Un florilège de méthodes qui pose question

Le rapport va bien sûr plus loin que le cas Tubi TV. Il détaille notamment les méthodes utilisées par les constructeurs, les régies publicitaires et les plateformes de streaming pour générer d'importants revenus à partir des comportements des utilisateurs. Au cœur des préoccupations : la vie privée, avec des informations sensibles à la clé, liées "à la santé, à l'historique financier, à l'ethnicité, ainsi qu'aux intérêts politiques" des consommateurs. Voici les principales méthodes relevées par le CDD qui auraient cours aux États-Unis et ailleurs.

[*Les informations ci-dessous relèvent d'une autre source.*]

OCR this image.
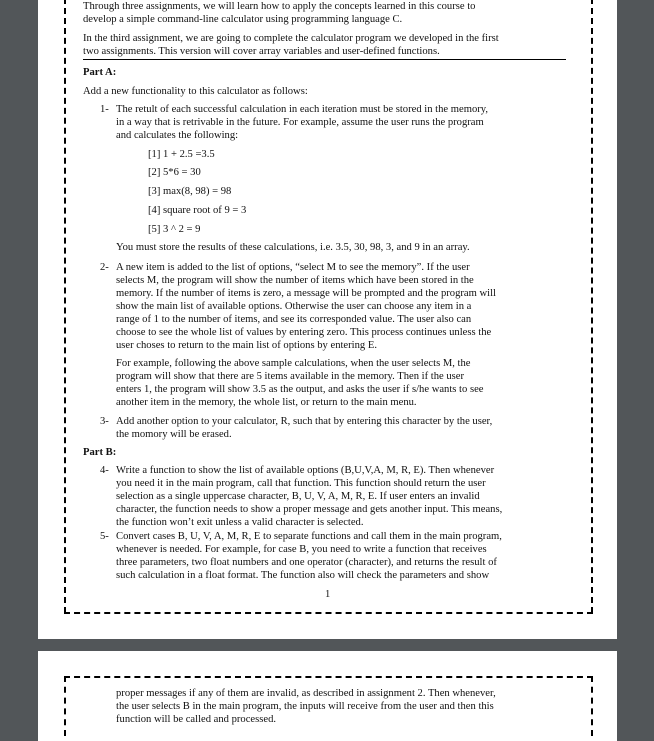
Through three assignments, we will learn how to apply the concepts learned in this course to
develop a simple command-line calculator using programming language C.
In the third assignment, we are going to complete the calculator program we developed in the first
two assignments. This version will cover array variables and user-defined functions.
Part A:
Add a new functionality to this calculator as follows:
1- The retult of each successful calculation in each iteration must be stored in the memory,
in a way that is retrivable in the future. For example, assume the user runs the program
and calculates the following:
[1] 1 + 2.5 =3.5
[2] 5*6 = 30
[3] max(8, 98) = 98
[4] square root of 9 = 3
[5] 3 ^ 2 = 9
You must store the results of these calculations, i.e. 3.5, 30, 98, 3, and 9 in an array.
2- A new item is added to the list of options, “select M to see the memory”. If the user
selects M, the program will show the number of items which have been stored in the
memory. If the number of items is zero, a message will be prompted and the program will
show the main list of available options. Otherwise the user can choose any item in a
range of 1 to the number of items, and see its corresponded value. The user also can
choose to see the whole list of values by entering zero. This process continues unless the
user choses to return to the main list of options by entering E.
For example, following the above sample calculations, when the user selects M, the
program will show that there are 5 items available in the memory. Then if the user
enters 1, the program will show 3.5 as the output, and asks the user if s/he wants to see
another item in the memory, the whole list, or return to the main menu.
3- Add another option to your calculator, R, such that by entering this character by the user,
the momory will be erased.
Part B:
4- Write a function to show the list of available options (B,U,V,A, M, R, E). Then whenever
you need it in the main program, call that function. This function should return the user
selection as a single uppercase character, B, U, V, A, M, R, E. If user enters an invalid
character, the function needs to show a proper message and gets another input. This means,
the function won’t exit unless a valid character is selected.
5- Convert cases B, U, V, A, M, R, E to separate functions and call them in the main program,
whenever is needed. For example, for case B, you need to write a function that receives
three parameters, two float numbers and one operator (character), and returns the result of
such calculation in a float format. The function also will check the parameters and show
1
proper messages if any of them are invalid, as described in assignment 2. Then whenever,
the user selects B in the main program, the inputs will receive from the user and then this
function will be called and processed.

  • Collecte de données : elle est rendue possible grâce à l'ACR - Automatic Content Recognition. Il s'agit d'un outil directement intégré au système d'exploitation des TV qui permet non seulement de reconnaitre le contenu affiché à l'écran, mais encore de le lier à un foyer spécifique grâce à son adresse IP… et donc aux autres appareils sur le même réseau.
  • Profilage et suivi : via des outils d'identification cookieless et l'ID Graph, le ciblage peut se poursuivre en ligne comme hors-ligne. Ces outils permettent de "relier les individus et les foyers aux bons identifiants numériques, y compris les cookies, les identifiants d'appareils mobiles, les identifiants TV, et les comptes d'utilisateur sur les réseaux sociaux".
  • Publicité programmatique : il s'agit d'enchères automatisées, dont l'action se déroule sur quelques millisecondes. C'est le principe de la publicité ciblée, tout simplement.
  • Placement de produit dynamique : les systèmes prédictifs basés sur l'IA permettent aux annonceurs de faire des placements de produits dynamiques, afin de présenter des publicités "au bon prix, au bon moment". Les placements de produit dans les contenus visionnés deviennent également de plus en plus personnalisés et dynamiques en introduisant des messages de marques, en temps réel et "sans interrompre l'expérience de visionnage", grâce à l'IA.

"Alors que nous regardons la TV, c'est en fait la TV qui nous regarde"

Bien sûr, En Europe, la réglementation RGPD impose des règles sur la collecte de données, sous peine de sanctions pour les constructeurs. Le fait est qu'une majorité d'utilisateurs acceptent tout bonnement les conditions d'utilisation des services Smart TV. D'un autre côté, les fabricants laissent la possibilité de désactiver certains outils de ciblage et de réinitialiser l'identifiant publicitaire de l'appareil, les conformant ainsi aux directives RGPD. Nous ne manquerons pas de vous dévoiler la procédure dans un prochain article.

Bien que le rapport du CDD soit un appel à l'action des autorités publiques aux États-Unis, il montre que les techniques utilisées pour le ciblage et le profilage des utilisateurs est réalisé à grande échelle, la plupart du temps à l'insu des consommateurs, et alimente un système publicitaire extrêmement intrusif. Au final, rien de nouveau sous le soleil, si ce n'est que la vie privée et les données personnelles sont toujours plus finement scrutées et sont au cœur d'enjeux commerciaux colossaux.